Sexta-feira, 16 de janeiro de 2015, três horas da tarde: a CRISÁLIDA estava finalizando seu processo de instalação quando as pessoas adentraram a Galeria do BDMG Cultural para acompanhar a segunda performance da programação INFLAMÁVEL. O sentido de testemunho do público que assiste à performance neste caso é muito intenso. Começa desde a instalação, para qual convidei a artista Flora Maurício para compor comigo a tarefa de construir o delicado e resistente casulo de corda de sisal. Nesse sentido, essa é uma tarefa intensa, demorada e cuidadosa, que contou também com o apoio da equipe do BDMG Cultural para a instalação de uma das extremidades da linha desde o espaço externo da galeria, ampliando a imagem.
CRISÁLIDA é um trabalho sobre transformação, renascimento, vida-morte-vida. A relação arte-vida da performance é colocada diretamente no espaço de ação, onde as marcas do corpo, provocadas pelo atrito da corda de sisal, lembram os processos impressos na subjetividade de cada um, em cada momento da vida. Tão difícil quanto compor a CRISÁLIDA, nesse invólucro sensível e resistente, volta por volta em torno do corpo, é se desvencilhar do que não faz mais sentido, desapegar do que já foi, mas que fica como registro no banco de experiências de cada um.
O trabalho traz um sentido muito nítido de libertação e liberação do corpo, de se renovar para novas possibilidades de vida, continuamente. O desafio de suportar a opressão do invólucro, essa limitação da carne do corpo, sua inescapável limitação, limites e capas, carapaças, rodeios de ordem cultural, social, sexual e política é profundo na superfície da pele que se desenrola ali, diante de todos. Soltar os nós e as amarras, arranhar a pele, inscrever outras tatuagens também requer bastante esforço e dedicação que, para mim, no momento da performance se traduz em um estado de comoção. E emoção brota na respiração, no choro e em espasmos, em que me percebo puro instinto: sei que preciso me livrar.
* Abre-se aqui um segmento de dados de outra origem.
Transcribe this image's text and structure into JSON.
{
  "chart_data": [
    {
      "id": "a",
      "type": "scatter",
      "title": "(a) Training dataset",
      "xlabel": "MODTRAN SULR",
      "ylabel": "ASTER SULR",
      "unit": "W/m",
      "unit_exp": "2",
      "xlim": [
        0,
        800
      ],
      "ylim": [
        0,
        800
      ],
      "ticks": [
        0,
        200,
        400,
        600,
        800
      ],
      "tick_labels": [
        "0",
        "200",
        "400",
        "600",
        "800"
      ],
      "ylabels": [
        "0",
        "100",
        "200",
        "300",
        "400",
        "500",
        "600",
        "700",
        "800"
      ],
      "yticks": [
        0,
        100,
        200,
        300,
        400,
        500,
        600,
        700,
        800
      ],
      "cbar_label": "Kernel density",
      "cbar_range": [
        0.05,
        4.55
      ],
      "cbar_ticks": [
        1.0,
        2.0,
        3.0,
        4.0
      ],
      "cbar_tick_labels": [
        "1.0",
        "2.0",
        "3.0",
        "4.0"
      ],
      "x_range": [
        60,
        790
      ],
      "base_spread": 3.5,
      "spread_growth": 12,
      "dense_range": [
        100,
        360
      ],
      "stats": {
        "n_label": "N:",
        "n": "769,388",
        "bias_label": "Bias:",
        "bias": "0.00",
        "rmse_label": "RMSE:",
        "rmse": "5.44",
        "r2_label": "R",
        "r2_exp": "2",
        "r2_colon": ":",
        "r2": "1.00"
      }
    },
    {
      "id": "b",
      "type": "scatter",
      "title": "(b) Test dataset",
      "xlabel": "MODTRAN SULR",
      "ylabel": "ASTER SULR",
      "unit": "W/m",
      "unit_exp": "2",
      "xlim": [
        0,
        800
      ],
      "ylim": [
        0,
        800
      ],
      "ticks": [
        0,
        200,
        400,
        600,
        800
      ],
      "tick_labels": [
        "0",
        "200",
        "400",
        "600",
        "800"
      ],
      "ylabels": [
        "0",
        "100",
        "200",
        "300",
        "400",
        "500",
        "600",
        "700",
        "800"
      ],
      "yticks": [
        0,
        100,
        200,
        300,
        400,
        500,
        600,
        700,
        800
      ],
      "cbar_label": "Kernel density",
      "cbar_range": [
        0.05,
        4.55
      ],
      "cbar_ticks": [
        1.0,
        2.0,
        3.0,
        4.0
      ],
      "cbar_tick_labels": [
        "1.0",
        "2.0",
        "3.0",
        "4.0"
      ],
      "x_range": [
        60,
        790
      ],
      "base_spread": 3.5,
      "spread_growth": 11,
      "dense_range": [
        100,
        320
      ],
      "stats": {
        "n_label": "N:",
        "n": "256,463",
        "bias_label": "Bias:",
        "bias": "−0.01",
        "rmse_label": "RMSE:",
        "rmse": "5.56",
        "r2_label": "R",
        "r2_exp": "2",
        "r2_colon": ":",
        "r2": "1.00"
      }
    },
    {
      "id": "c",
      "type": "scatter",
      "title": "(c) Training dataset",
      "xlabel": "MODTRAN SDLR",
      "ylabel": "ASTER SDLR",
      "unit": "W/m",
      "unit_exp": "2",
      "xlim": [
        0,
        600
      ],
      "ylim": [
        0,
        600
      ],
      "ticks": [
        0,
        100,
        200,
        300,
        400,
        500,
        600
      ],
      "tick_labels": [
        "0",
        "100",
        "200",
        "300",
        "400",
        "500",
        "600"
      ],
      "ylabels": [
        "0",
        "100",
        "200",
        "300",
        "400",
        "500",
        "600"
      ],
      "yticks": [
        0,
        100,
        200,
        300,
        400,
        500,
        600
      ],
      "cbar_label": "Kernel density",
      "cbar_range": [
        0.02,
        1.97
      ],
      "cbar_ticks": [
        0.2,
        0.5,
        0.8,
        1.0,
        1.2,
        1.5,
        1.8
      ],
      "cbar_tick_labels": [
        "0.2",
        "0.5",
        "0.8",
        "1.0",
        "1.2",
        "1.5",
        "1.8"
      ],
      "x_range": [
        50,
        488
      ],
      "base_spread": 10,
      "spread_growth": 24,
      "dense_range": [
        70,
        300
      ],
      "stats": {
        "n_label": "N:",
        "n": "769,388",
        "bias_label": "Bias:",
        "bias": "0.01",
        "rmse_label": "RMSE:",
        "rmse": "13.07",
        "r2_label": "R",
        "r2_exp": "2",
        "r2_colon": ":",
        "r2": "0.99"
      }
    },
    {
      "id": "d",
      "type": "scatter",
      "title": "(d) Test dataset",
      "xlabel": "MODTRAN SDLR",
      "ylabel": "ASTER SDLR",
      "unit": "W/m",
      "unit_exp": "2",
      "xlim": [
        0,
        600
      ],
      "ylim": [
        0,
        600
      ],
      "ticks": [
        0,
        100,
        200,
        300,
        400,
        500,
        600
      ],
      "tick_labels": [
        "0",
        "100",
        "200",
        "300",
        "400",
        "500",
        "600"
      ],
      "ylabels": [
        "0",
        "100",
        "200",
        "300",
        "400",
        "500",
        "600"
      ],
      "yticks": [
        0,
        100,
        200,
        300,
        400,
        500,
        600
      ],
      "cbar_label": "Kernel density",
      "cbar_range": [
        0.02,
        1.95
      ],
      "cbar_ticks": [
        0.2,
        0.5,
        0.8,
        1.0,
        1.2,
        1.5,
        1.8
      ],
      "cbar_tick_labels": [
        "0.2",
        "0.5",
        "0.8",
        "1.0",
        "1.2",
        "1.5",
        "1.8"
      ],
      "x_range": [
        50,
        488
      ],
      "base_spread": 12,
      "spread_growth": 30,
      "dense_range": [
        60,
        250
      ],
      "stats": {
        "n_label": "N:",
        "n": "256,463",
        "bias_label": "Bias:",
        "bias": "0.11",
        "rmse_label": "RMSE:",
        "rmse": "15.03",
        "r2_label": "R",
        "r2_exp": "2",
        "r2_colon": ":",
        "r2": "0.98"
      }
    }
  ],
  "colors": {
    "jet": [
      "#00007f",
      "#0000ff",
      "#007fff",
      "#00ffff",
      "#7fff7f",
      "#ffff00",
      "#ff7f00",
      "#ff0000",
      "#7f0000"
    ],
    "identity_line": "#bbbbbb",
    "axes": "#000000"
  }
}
A narrativa desses estados e das cordas que vão se soltando pelo espaço, como rastros, cascas, linhas de fuga acessa diretamente a memória, a minha memória e das pessoas que testemunham a performance, que testemunharam tantos outros momentos onde foi imperativo nascer de novo, se reinventar, criar um outro nome próprio ou uma nova filiação. CRISÁLIDA é uma forma de ritualizar essas tantas mortes e ressurreições que experimentamos ao longo do cordão da vida.
O corpo CRISÁLIDA revela também algumas imagens provocadoras, desse corpo inaugural: como é um corpo que nasce? Essa nudez que acontece na CRISÁLIDA, essa nudez acontecimento mais que desvelar um corpo sem roupa, mostra uma tarefa performática de descamar o corpo de códigos de gênero ou de consumo, códigos de comportamento e de visibilidade, códigos que se transformam na ação através da submissão, do erotismo ou da emoção literalmente à flor da pele. O material da performance, impregnado dessa energia de expansão, permaneceu na galeria, até a próxima ação.
Neste domingo, 18 de janeiro, às 15h, é a vez de NU NÃO VENDO VENDADA, performance baseada nas ações ultra cotidianas do vestir e do desvestir. Essas ações ganham outra dimensão ao refletir sobre a relação do ver e ser visto que está implicada no programa de aparência corporal que compomos para nós e para os outros, de forma simultaneamente individual e coletiva.